Tilman Flechsig • Juli 24, 2020

Studie der Universität Innsbruck zeigt die derzeitigen Grenzen der neuen Technologie

Die Idee klingt so genial wie einfach: Ein konfektioniertes Mundstück mit Silikonborsten wird in den Mund eingesetzt, ein Ultraschallgenerator setzt diese für 10 Sekunden in Schwingung und schon sind alle Zähne sauber. Das mühsame, minutenlange Bürsten von Hand oder mit einer klassisch-maschinellen Bürste (teilrotierend oder oszillierend) wäre unnötig.

Was für dem Normalbürger noch unnötig erscheint, könnte für pflegebedürftige, bettlägerige oder bewegungseingeschränkte Menschen eine grosse Hilfe sein und Angehörige und Pflegende sehr entlasten.

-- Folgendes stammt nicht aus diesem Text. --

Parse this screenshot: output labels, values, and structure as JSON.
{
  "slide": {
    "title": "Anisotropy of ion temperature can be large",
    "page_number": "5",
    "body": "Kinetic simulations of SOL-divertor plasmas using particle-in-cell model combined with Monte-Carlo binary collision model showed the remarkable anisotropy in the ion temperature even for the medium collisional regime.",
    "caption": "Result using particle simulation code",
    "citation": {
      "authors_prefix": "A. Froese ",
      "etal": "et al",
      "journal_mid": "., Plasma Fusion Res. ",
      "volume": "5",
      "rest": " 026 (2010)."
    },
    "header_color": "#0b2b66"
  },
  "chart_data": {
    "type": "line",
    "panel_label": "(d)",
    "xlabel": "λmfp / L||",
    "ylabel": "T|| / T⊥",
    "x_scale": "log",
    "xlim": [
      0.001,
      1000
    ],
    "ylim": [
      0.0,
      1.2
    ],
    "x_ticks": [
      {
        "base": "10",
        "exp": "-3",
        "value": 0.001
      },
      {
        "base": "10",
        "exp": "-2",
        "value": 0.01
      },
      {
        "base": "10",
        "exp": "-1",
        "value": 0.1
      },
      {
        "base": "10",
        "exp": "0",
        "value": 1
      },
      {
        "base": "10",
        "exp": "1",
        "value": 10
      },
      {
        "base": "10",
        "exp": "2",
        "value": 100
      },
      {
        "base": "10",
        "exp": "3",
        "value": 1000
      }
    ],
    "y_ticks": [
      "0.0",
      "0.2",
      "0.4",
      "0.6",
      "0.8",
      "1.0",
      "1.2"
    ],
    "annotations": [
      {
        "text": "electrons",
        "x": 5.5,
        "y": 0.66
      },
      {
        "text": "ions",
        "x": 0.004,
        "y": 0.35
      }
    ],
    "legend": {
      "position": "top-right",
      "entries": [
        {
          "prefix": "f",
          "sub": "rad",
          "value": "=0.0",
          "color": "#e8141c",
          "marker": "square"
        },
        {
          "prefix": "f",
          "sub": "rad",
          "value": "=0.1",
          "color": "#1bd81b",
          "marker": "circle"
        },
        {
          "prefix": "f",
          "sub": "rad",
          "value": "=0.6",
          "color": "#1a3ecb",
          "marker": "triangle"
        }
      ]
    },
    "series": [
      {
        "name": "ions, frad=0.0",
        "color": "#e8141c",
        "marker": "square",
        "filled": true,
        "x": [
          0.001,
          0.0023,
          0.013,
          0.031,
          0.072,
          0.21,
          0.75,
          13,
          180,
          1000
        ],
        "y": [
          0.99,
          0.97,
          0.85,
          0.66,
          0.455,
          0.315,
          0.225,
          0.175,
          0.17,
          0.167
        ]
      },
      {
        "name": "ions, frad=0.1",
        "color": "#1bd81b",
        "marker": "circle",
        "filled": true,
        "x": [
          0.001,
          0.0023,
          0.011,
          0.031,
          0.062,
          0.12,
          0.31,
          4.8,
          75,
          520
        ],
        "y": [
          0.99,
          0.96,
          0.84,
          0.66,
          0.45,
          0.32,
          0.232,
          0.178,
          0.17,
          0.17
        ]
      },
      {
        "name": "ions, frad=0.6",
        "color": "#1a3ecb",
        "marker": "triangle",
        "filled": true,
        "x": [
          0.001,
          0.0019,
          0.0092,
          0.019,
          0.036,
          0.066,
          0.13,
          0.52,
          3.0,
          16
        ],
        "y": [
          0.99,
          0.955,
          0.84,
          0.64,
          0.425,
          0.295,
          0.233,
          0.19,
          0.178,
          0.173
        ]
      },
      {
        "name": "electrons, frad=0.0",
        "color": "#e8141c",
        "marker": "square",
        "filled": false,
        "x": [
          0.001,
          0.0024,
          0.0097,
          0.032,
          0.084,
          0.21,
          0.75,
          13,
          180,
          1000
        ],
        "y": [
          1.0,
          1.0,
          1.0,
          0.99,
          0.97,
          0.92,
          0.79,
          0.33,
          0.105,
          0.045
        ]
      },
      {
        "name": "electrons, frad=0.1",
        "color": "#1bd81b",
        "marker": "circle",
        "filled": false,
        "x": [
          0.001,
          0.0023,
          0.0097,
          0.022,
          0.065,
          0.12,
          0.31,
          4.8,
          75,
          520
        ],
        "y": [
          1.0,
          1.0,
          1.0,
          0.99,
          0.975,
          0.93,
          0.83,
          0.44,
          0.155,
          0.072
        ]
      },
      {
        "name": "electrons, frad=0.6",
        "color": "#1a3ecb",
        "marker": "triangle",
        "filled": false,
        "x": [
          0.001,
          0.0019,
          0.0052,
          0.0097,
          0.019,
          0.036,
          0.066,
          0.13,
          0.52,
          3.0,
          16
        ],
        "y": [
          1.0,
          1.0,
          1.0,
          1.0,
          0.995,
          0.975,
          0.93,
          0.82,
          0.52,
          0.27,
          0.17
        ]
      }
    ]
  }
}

Nun gibt es eine wissenschaftliche Studie der Universität Innsbruck zur Reinigungswirkung der neuen Technologie. Die vollautomatische Amabrush(R)-Zahnbürste wurde bezüglich ihrer Reinigungswirkung mit einer konventionellen Handzahnbürste verglichen. Das Ergebnis ist ernüchternd.  Es wurde nur ungefähr ein Drittel des Reinigungserfolges erzielt, viele Flächen blieben schmutzig. Ursache ist die mangelnde Anpassung des Gerätes an die individuelle Anatomie und der dadurch fehlende Kontakt der Silikonborsten zur Zahnoberflächen. Derzeit gibt es noch kein derartiges Gerät, das zur Benutzung empfohlen werden könnte.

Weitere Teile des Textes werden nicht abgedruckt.